El Midan journalist Kamal Karrar has been in detention for several days. The announcer of the Northern State satellite channel, Ismail Bilal, has been in detention since December 22, following their media coverage of massive demonstrations in Dongola. There is no information about the condition of Bilal, sources told Radio Dabanga.

Earlier, journalist Yousef El Jalal from the S24 satellite station was suspended on the grounds of his appearance in the channel as an analyst.

Press curbs

The NISS has launched a frantic campaign against the press and imposed a strict prior-publication censorhip, monitoring the content of daily newspapers and mainly focusing on El Tayar and El Jareeda. It has, among others, prevented the two dailies from covering the protests by turning the printing presses into barracks for the security service or military, and the entire print-run of El Jareeda was confiscated on Sunday.

In addition, NISS members prevented the publication of the column of journalist Shamayel El Nour in El Jareeda on Thursday. They prevented her name and picture to appear in the newspaper for the second week in a row and ordered the editor-in-chief to remove her column completely. A notification explaining that ‘The writer’s column is deliberately blocked or barred by security’ was not allowed to be printed.

The media director of the security apparatus, Mohamed Tebeidi, earlier threatened journalists who participated in a three-day strike announced by the Sudanese Journalists’ Network that started on December 27. Ten journalists were held in front of El Tayar offices on the first day of the strike, including Shamayel El Nour, and released later that day.

Online media blockade

As reported by Radio Dabanga last month, in the early days of the current wave of mass street protests, the government imposed an internet blockade on social media on December 20. Journalists and activists from Khartoum told Radio Dabanga that they were unable to surf to social media platforms and here has been very slow internet access in general, they pointed out.

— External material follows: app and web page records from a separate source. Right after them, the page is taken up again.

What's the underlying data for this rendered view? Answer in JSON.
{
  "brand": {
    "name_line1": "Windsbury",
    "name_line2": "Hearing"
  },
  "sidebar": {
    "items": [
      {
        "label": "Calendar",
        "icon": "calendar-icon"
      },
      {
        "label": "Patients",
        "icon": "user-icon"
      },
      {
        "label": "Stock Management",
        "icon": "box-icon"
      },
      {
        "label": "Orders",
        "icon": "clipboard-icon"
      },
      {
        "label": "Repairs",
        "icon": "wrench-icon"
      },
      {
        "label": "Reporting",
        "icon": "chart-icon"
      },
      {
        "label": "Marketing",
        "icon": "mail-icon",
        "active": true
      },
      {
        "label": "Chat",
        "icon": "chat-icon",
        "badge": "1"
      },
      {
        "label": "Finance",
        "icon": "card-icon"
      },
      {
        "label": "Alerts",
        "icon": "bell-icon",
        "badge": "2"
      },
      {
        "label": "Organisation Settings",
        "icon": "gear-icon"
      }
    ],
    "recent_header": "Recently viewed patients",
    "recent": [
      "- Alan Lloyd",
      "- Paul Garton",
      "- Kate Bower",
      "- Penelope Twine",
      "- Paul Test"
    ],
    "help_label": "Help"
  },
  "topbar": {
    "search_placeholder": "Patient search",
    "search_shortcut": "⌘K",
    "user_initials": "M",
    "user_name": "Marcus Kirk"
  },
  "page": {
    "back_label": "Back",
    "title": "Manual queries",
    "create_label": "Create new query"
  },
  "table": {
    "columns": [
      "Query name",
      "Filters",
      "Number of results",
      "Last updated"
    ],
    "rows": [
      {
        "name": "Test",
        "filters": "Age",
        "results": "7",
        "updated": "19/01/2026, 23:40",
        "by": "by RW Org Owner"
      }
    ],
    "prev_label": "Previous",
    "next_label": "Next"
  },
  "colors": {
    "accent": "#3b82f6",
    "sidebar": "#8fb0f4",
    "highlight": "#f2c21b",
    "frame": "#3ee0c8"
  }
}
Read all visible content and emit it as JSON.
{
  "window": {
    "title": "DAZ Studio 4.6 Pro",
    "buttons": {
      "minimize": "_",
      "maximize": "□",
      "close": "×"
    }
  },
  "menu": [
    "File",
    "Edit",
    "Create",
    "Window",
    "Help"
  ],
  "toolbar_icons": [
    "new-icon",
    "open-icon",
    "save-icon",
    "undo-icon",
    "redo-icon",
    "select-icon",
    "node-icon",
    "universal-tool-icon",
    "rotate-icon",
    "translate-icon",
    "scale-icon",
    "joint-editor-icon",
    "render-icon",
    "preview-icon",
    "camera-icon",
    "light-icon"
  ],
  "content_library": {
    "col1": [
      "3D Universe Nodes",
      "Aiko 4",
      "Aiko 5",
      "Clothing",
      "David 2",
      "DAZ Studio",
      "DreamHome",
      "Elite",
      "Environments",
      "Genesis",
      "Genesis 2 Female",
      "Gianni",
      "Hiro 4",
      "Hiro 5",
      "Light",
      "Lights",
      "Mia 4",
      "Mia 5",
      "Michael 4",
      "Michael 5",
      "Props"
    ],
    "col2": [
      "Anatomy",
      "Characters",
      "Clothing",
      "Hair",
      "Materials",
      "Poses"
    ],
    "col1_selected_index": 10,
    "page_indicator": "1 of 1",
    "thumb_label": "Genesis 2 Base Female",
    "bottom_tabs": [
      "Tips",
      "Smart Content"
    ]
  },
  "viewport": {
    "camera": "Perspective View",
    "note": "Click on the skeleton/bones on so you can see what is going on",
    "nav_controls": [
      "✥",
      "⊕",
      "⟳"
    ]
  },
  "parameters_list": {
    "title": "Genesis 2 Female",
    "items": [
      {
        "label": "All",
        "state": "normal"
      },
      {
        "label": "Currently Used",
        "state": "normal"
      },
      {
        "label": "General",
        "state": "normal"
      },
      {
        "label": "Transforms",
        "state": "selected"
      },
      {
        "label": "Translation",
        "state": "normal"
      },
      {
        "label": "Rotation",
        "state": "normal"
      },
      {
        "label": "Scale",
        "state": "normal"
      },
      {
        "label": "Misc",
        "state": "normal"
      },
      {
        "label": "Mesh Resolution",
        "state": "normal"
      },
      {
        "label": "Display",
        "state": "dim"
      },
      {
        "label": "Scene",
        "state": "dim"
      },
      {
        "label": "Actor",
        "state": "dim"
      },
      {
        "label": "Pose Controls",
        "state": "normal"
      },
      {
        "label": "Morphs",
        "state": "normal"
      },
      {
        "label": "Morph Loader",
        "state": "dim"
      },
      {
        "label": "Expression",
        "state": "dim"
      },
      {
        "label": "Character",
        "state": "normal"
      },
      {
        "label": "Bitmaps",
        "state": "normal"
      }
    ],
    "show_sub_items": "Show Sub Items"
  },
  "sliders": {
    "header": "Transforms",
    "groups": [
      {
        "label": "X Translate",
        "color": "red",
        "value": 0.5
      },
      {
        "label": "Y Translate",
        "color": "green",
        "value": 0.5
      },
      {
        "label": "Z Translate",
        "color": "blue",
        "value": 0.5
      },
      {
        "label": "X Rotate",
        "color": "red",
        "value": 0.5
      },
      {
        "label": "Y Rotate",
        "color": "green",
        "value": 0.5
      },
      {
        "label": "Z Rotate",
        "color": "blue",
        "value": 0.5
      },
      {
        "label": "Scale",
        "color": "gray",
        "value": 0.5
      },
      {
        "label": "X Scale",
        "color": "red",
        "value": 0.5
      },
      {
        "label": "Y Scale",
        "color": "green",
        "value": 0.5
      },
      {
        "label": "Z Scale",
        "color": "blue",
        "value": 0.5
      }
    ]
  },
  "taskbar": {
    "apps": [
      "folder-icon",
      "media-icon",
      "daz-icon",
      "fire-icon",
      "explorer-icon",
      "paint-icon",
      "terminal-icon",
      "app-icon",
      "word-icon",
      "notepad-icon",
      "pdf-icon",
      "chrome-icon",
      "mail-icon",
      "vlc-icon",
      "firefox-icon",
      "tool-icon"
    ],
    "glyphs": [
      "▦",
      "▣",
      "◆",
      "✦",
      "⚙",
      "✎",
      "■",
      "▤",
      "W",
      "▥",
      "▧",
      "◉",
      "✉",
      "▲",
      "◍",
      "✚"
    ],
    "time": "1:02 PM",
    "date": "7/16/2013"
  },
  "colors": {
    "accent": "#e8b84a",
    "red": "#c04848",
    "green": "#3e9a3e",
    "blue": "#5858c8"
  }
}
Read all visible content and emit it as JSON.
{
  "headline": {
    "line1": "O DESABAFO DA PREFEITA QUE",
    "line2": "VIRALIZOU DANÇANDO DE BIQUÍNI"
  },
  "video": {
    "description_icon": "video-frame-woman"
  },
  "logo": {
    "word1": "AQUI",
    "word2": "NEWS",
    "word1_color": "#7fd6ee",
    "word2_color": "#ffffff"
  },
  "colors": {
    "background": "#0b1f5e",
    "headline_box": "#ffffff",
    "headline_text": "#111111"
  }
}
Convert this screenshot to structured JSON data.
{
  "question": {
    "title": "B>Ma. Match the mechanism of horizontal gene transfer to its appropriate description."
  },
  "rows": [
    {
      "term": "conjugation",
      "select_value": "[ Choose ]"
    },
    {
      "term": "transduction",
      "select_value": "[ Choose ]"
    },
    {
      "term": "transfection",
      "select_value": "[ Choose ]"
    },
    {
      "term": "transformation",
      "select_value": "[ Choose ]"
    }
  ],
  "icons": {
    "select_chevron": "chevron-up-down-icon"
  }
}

Since then news, pictures, and videos of the street protests in Sudan were able to continue to reach the outside world, despite the attempts by the Sudanese authorities to disrupt internet traffic.

This is likely due to the fact that authorities have not repeated the internet blackout they imposed during similar protests against fuel subsidy cuts in 2013 – which also turned deadly.

The head of Sudan’s National Intelligence and Security Service, Salah Abdallah (aka Salah Gosh), however, said in a rare news conference last month that “There was a discussion in the government about social media sites and in the end it was decided to block them.”

Civic Forum

On Thursday, members of the NISS raided the headquarters of the National Civic Forum in Khartoum and held its director, Hasan Abdelati, Ambassador Ibrahim Taha, and Montasir El Tayeb who is a professor of genetics at the University of Khartoum.

Witnesses told Radio Dabanga that the detainees were transferred to an unknown destination.